Pharmaceuticals, Nutraceuticals and Functional Foods
All foods have a function. However, some herbs added to foods are considered drugs and other ingredients (such as Omega-3 oils) can be added to food products to serve an additional (often health-related) purpose beyond nutrition (these are often called functional foods). These products are regulated by the Food and Drugs Act and Regulations . A description of the distinctions between drugs and foods can be found at the Canadian Food Inspection Agency's Guide to Food Labelling and Handling on the Diet-Related Health Claims web page.
Kosher, which means "fit" or "proper", describes foods and practices that are specifically permitted by Jewish dietary requirements and are processed in a faith-appropriate manner (generally the Kashruth requirements). Certification that a food is processed in accordance with the requirements of the Kashruth is not mandatory but can provide third-party assurance to a consumer. Certification can be made by a Rabbi or Rabbinical organization and can be identified by the appropriate Rabbi or Rabbinical organization symbol.
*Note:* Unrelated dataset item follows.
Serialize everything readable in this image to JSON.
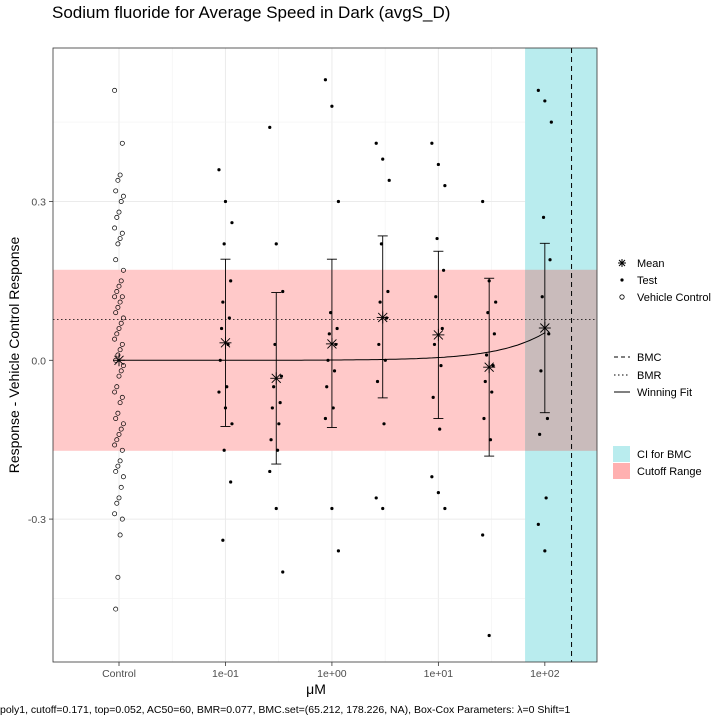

In Arabic, "halal" means permissible or allowed. Halal foods are considered those that are permitted by Islamic dietary requirements (generally as found under Shari'ah law) and are processed in a faith-appropriate manner. Certification that a food is processed in accordance with halal requirements is not mandatory but can provide third-party assurance to a consumer. Certification may be made by an imam or Islamic organization and can be identified by the appropriate organization symbol.
Vegetarians are people who tend to avoid animal products in their diets. While some are strict vegetarians (vegans), others will eat some animal products and avoid others (an "ovo-lacto-vegetarian" will eat eggs and cheese). No particular organization certifies products as "vegetarian friendly".
While local can mean different things to different people (local to someone in Windsor could include northern U.S. product, for example), in Ontario "Local", "locally Grown" generally mean that the products described originated within a limited number of kilometers of the place where they are sold, or is a food that is manufactured, processed, produced or packaged in close proximity to where it is sold. Terms such as "100 Mile Friendly" have been used to describe local foods, and certification organizations exist that promote local products such as Local Food Plus and Homegrown Ontario. The term "Foodland Ontario" is generally used to describe fresh produce and other fresh items which are produced and grown within Ontario.
Fair Trade is an international system of doing business based on
dialogue, transparency and respect. It is intended to contribute
to sustainable development by offering better trading conditions
for producers and workers in developing countries, and is structured
to produce the outcomes of fair compensation for products and labour;
sustainable environmental practices; improved social services; and
investment in local economic infrastructure. Behind the principles
and goals of Fair Trade is a rigorous international system of monitoring,
auditing and certification. For a product to display the FAIRTRADE
Mark it must meet international Fairtrade standards which are set
by the international certification body Fairtrade
Labelling Organizations International (FLO), in Canada certification
is obtained through Trans
Gluten-Free and Foods for Special Diets (including diabetes-friendly products)
A "food for special dietary use" is a food that has been
specially processed or formulated to meet the particular requirements
of a person:
a) in whom a physical or physiological condition exists as a result of a disease, disorder or injury; or
b) for whom a particular effect, including but not limited to weight loss, is to be obtained by a controlled intake of foods.
In general, only the following foods are considered in this category - a formulated liquid diet, meal replacement, nutritional supplement, gluten-free food or a food represented as:
- a protein-restricted diet,
- a low-amino acid diet, or
- a very low-energy diet
Note that many of the foods prepared for specialty markets will have specific labelling requirements that can be found at the Canadian Food Inspection Agency's Guide to Food Labelling and Handling web page.